Il documentario distribuito da OpenDDB è una testimonianza sugli ultimi giorni di vita di Enrico Berlinguer ed arriva nelle sale cinematografiche italiane il 13 giugno. Prima della fine: gli ultimi giorni di Enrico Berlinguer è il nuovo capolavoro di Samuele Rossi che racconta con materiali video e audio gli ultimi giorni di vita del noto personaggio politico, morto l’11 giugno 1984. Il docufilm è co-prodotto con Salice Production di Cosetta Lagani e Solaria Film di Emanuele Nespeca, in collaborazione con Sky Documentaries.
Giovedì 7 giugno 1984 Enrico Berlinguer era sul palco di Piazza delle Erbe a Padova e faticava a concludere il suo comizio, quell’intervento sarà l’ultimo della sua vita. Poco dopo Enrico Berlinguer verrà portato in ospedale, dove rimarrà fino all’11 giugno entrando poi in coma per non risvegliarsi più. Il film racconta quei momenti e ricostruisce la cronaca dei cinque giorni che hanno preceduto il funerale a Roma del 13 giungo, in una gremita piazza San Giovanni, nella quale due milioni di persone salutarono il grande segretario del Partito Comunista italiano. Fu un dramma collettivo per l’Italia intera e niente più fu come prima!
Samuele Rossi è nato il 29 ottobre 1984 quindi pochi mesi dopo la morte di Enrico Berlinguer. Tutta questa storia, dunque, Samuele l’ha scoperta in seguito. E forse, gli è rimasta addosso con una forza ancora maggiore. “Per me questo film è un punto di arrivo importante della mia storia di regista e di persona, e apre una nuova fase per me” dice Samuele Rossi.

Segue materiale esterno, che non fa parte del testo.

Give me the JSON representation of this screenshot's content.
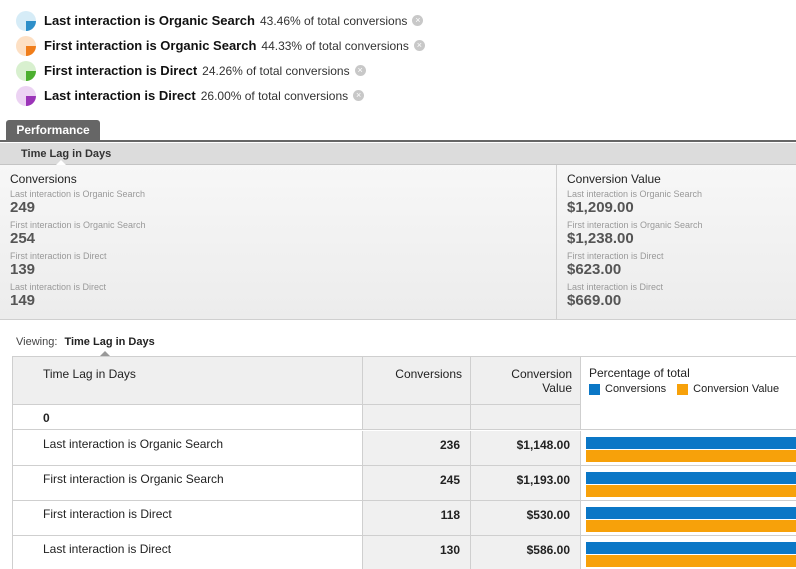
{
  "segments": [
    {
      "name": "Last interaction is Organic Search",
      "pct": "43.46% of total conversions",
      "color": "#2e8fc9",
      "light": "#d6ecf7"
    },
    {
      "name": "First interaction is Organic Search",
      "pct": "44.33% of total conversions",
      "color": "#f07d1a",
      "light": "#fde0c4"
    },
    {
      "name": "First interaction is Direct",
      "pct": "24.26% of total conversions",
      "color": "#4caf2f",
      "light": "#d8f0cf"
    },
    {
      "name": "Last interaction is Direct",
      "pct": "26.00% of total conversions",
      "color": "#9b34b8",
      "light": "#ecd3f3"
    }
  ],
  "remove_glyph": "×",
  "tab": {
    "label": "Performance"
  },
  "subheader": {
    "label": "Time Lag in Days"
  },
  "summary": {
    "conversions": {
      "title": "Conversions",
      "items": [
        {
          "label": "Last interaction is Organic Search",
          "value": "249"
        },
        {
          "label": "First interaction is Organic Search",
          "value": "254"
        },
        {
          "label": "First interaction is Direct",
          "value": "139"
        },
        {
          "label": "Last interaction is Direct",
          "value": "149"
        }
      ]
    },
    "value": {
      "title": "Conversion Value",
      "items": [
        {
          "label": "Last interaction is Organic Search",
          "value": "$1,209.00"
        },
        {
          "label": "First interaction is Organic Search",
          "value": "$1,238.00"
        },
        {
          "label": "First interaction is Direct",
          "value": "$623.00"
        },
        {
          "label": "Last interaction is Direct",
          "value": "$669.00"
        }
      ]
    }
  },
  "viewing": {
    "prefix": "Viewing:",
    "selected": "Time Lag in Days"
  },
  "table": {
    "headers": {
      "name": "Time Lag in Days",
      "conversions": "Conversions",
      "value_line1": "Conversion",
      "value_line2": "Value",
      "pct": "Percentage of total",
      "legend_conv": "Conversions",
      "legend_val": "Conversion Value"
    },
    "colors": {
      "conv": "#0b77c6",
      "val": "#f7a10a"
    },
    "group_label": "0",
    "rows": [
      {
        "name": "Last interaction is Organic Search",
        "conversions": "236",
        "value": "$1,148.00",
        "conv_pct": 1.0,
        "val_pct": 1.0
      },
      {
        "name": "First interaction is Organic Search",
        "conversions": "245",
        "value": "$1,193.00",
        "conv_pct": 1.0,
        "val_pct": 1.0
      },
      {
        "name": "First interaction is Direct",
        "conversions": "118",
        "value": "$530.00",
        "conv_pct": 1.0,
        "val_pct": 1.0
      },
      {
        "name": "Last interaction is Direct",
        "conversions": "130",
        "value": "$586.00",
        "conv_pct": 1.0,
        "val_pct": 1.0
      }
    ]
  }
}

“È il mio film documentario più importante. Sotto ogni punto di vista. Un punto di arrivo, una resa dei conti, un gesto doveroso, necessario, personale, che recupera il dialogo con una storia che non ho vissuto direttamente eppure che ho, fin da piccolo, sentito sulla pelle attraverso i racconti dei miei nonni, di quella comunità di affetti e di valori, all’interno della quale sono cresciuto e che mi ha formato. Una storia che volevo fare mia, che volevo restituire alla mia generazione e a quelle future, che in qualche modo potesse essere nuovamente vissuta e conosciuta. Ed è il mio lavoro documentario più importante perché mette insieme un percorso durato anni di ricerca, di studio, di costruzione di un linguaggio che potesse essere radicale, che potesse rappresentare la sintesi dei miei precedenti progetti e al contempo restituire in modo delicato e rispettoso la cronaca di sette giorni. Quei sette giorni che sento abbiano in qualche modo tracciato un solco tra un prima e un dopo, tra un tempo chiaro e un tempo confuso. Perché, in questo nebuloso presente, quei giorni, quella storia, quelle emozioni mi sembrano una traccia capace di indicare una possibile direzione, una possibile ricomposizione di un senso, di un’idea di paese, di una memoria che si fa collettiva e non solo privata”. Cosa altro aggiungere? Consigliatissimo!